Saturday, May 21, 2016

Super Market Envy




I was already frustrated by the time I got to the store… I had to take the two year old  grocery shopping with me. The whole hour drive he whined about his feet not being covered, he whined  because he couldn't get his shoe off, he whine because … Even though he went right before we left, he wanted to go potty…. And there was no where to stop….. The whole…. Entire…. Way…  


Then I saw her, she was gorgeous. She was in her mid 20s, obvious that she didn't have any kids. She looked like she has just stepped out of a fitness magazine, in her name brand workout attire, put together, and looked well rested and bubbly! I peered into her grocery cart and saw nothing but egg whites and organic meats and veggies. About a weeks worth of food for someone who only had to feed herself.. I couldn't help but think how nice it would be to just plan for one person, to not worry if I forgot a certain sauce,food, or snack…. Which at my house… It's the end of the world when that happens.  Not spending over a hour meal planning to make sure everyone is happy … Who am I kidding I'll get a least one eye roll about what's for dinner this week…. Despite my best attempt and shopping with a cranky toddler..I will forget something
and someone will huff and puff about the things I did or didn't get.


I bet she doesn't have to worry about a 2 year old, smashing her bread…. Opening the mushrooms and sending them flying or Opening the spaghetti box….
“ DANG IT ASHER LEAVE THE FOOD ALONE!!”
I bet she doesn't spend more that 50 bucks a week on her groceries, and doesn't have
“ treats” staring at her… Taunting her to eat them… She doesn't have kids or a husband … She doesn't have to buy those things.


I bet her grocery list…. If she even needs to write out her entire menu…. Isn't crumpled and scribbled all over …..
“What does that say? Sauce? Sausage? Spagh….Oh hell I'll get them all.


It must be nice…* sigh*


As I'm going over all these things in my head, this envy.. Maybe even jealousy..  
Asher calls out “Mama… I want you” as he wraps his little arms around me and embraces me in a hug. My heart melts.

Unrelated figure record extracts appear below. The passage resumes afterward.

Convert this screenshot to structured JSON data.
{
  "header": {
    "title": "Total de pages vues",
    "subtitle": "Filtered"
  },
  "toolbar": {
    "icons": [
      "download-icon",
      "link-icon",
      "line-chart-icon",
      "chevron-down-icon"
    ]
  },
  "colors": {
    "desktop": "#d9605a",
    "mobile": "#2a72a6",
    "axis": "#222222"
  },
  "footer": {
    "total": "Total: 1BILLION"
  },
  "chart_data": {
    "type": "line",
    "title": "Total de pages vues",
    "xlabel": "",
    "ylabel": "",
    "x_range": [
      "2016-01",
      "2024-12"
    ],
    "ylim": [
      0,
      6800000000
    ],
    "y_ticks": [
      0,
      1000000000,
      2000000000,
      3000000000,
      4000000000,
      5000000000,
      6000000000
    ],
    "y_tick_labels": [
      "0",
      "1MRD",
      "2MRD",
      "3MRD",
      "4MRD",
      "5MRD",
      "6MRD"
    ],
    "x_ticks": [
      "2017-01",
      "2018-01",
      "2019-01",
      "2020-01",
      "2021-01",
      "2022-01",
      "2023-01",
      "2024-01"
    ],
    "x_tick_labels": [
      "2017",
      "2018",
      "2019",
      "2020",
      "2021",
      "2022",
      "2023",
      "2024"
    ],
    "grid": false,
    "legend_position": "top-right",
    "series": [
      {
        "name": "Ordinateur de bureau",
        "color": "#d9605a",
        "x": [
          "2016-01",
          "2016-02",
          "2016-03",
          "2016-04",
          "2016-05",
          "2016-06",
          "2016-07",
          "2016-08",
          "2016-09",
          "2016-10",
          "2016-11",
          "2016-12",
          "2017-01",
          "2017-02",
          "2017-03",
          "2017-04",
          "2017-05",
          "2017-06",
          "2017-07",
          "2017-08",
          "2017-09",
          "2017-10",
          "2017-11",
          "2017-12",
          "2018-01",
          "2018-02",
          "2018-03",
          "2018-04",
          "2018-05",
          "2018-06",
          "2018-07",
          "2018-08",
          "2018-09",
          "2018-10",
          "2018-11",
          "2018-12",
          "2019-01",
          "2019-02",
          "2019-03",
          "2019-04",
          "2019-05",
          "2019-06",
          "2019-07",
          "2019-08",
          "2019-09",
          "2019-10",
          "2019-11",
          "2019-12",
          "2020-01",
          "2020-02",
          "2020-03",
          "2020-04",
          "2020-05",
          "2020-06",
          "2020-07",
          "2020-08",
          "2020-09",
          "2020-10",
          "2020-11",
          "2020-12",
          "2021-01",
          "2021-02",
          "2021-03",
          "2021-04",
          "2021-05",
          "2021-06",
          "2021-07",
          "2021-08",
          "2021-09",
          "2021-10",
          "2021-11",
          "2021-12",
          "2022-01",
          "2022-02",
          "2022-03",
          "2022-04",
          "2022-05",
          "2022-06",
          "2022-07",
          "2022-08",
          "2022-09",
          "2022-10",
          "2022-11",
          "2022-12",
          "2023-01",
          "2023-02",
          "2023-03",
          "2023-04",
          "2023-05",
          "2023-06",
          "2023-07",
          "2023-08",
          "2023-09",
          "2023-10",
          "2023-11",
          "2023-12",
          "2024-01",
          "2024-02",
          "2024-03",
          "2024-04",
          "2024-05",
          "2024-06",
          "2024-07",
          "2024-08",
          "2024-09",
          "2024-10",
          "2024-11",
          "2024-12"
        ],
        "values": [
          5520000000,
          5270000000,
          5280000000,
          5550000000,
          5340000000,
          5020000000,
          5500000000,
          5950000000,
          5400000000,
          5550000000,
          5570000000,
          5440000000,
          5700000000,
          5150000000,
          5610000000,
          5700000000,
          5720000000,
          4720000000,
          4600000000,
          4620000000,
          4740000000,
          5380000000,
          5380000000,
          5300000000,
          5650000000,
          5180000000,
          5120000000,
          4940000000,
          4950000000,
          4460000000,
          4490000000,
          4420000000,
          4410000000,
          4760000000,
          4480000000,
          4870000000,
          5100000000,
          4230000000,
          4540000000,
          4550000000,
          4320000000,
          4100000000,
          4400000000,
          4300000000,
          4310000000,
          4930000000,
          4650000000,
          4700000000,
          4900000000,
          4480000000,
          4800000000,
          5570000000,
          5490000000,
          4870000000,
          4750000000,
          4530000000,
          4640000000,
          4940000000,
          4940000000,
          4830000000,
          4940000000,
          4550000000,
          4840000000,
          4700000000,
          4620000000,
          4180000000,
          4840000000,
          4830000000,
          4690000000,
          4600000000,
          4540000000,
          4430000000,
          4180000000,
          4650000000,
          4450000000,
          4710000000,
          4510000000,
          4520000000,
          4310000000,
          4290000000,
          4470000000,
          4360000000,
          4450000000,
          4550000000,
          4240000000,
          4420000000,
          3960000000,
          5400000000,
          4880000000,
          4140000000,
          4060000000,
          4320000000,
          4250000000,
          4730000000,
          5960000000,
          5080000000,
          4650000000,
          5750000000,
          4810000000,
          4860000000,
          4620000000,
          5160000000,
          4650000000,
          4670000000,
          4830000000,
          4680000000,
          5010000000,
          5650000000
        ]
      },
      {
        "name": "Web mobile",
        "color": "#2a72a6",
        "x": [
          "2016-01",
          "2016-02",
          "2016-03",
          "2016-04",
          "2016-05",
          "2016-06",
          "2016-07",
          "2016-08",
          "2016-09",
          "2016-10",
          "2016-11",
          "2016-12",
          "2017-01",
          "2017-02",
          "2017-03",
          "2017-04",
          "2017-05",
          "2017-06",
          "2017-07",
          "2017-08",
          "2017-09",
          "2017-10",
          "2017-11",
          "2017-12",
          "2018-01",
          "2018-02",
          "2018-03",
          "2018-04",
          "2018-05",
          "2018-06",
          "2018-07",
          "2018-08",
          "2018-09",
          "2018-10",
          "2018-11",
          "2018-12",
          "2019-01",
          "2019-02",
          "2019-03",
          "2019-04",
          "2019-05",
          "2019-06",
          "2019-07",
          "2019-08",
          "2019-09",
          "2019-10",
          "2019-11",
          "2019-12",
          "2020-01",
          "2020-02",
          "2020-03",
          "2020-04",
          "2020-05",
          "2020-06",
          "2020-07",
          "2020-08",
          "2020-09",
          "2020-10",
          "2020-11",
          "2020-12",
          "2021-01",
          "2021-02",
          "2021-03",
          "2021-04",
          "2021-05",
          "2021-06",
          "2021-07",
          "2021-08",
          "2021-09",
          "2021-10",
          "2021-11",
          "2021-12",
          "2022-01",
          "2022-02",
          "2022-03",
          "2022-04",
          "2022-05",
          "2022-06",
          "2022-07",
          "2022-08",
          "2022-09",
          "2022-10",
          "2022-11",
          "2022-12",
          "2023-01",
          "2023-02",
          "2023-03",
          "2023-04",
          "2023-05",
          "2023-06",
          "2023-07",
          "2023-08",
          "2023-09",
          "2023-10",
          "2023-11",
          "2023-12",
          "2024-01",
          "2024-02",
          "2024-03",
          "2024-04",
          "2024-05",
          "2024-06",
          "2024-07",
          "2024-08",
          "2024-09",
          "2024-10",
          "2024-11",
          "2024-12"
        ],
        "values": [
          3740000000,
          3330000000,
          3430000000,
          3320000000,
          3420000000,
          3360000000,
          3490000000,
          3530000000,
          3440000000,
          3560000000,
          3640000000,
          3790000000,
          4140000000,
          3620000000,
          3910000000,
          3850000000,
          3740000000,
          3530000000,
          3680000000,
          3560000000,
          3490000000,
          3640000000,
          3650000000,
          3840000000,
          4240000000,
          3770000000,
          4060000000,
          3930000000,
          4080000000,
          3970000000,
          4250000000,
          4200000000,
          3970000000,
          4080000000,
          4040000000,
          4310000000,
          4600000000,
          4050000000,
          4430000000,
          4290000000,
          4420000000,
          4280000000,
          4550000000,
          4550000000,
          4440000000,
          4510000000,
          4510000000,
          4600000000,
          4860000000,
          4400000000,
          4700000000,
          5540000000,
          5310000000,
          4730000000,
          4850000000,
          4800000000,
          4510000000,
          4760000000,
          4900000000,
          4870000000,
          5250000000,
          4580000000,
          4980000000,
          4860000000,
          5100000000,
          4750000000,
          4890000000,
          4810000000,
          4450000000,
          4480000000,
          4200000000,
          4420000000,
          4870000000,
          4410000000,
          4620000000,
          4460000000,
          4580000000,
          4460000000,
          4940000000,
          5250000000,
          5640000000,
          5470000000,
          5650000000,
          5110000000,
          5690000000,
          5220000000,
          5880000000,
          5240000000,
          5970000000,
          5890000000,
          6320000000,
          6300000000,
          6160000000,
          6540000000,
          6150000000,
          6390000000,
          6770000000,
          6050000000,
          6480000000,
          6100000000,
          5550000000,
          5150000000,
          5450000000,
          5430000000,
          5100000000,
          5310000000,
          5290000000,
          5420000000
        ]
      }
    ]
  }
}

It's clear, God send me these babies to keep me going and to keep me strong. He knows the moment I lose myself in envy or doubt… That there is nothing that a hug from a sweet baby cannot fix. He knows that when I feel like a failure, a simple “ I love you mama” will remind me that I am not.  When I have a day where I don't want to get out of bed, he sends all 3 of my babies to my room.. To jump into my bed with giggles and smiles and remind me why I should stay strong.


I bet she doesn't have a little blue eyed boy running up to her with a dandelion in his hand proudly announcing “ For you mama” with a big smile on his face.


I bet she doesn't get 5000 homemade cards and gifts for her birthday and have to make a difficult decision of which ones to keep or throw out….eventually.


I bet she doesn't hear “ mama kiss, mama  kiss”  while tucking her whole world into bed every night ( 3 of them!)


It's funny, the things that remind us about the important things in life.  Today it was that childless lady… Who at first I envied but ended up hoping she too will experience what I have… family, crazy, kisses, hugs and so...much...love.



That girl, was no better than I, heck I don't even know her story. Nor am I any better than her.


Being a mom is hard… And I know just about everyone one of us have had some kind of envy one time or another. Whether it's shopping alone, peeing in peace, not being able to sit down and eat without having to get up to get juice, ketchup, a towel, or a fork…. We've all been there.


But I couldn't help to think  that Someone in that store may have been looking at my 2 year old… Wishing they were able to have one of their own…


Or a mom of 3 who wishes she could afford all the grocery I had in my cart.


Thinking of that alone makes me more grateful then ever. I will never take motherhood for granted, it's too precious and it's my sole purpose of living! I admit that I can be weak, Insecure, and uncertain. I believe that's why God blessed me with 3 beautiful babies to give me strength to get up, to give me the will to keep going, and the passion to live and succeed… Even if the the only thing I have to my name is “ mama” I'll still be the richest women in the world.


So you may have food in your hair, you may give into those chocolate chip cookies that are for the kids only, you may buy your fitness clothes at Walmart instead of Lulumoon, your grocery list may be crumbled and hard to read, and half your groceries may be opened before you even make it home…


But are your babies happy? Do you get bombarded with hugs, kisses and giggles every day? Does your heart melt every time you hear “ I love you mama” or “kiss mama kiss!”


If so…. Then set your worries and doubt aside mama, because you're doing just fine.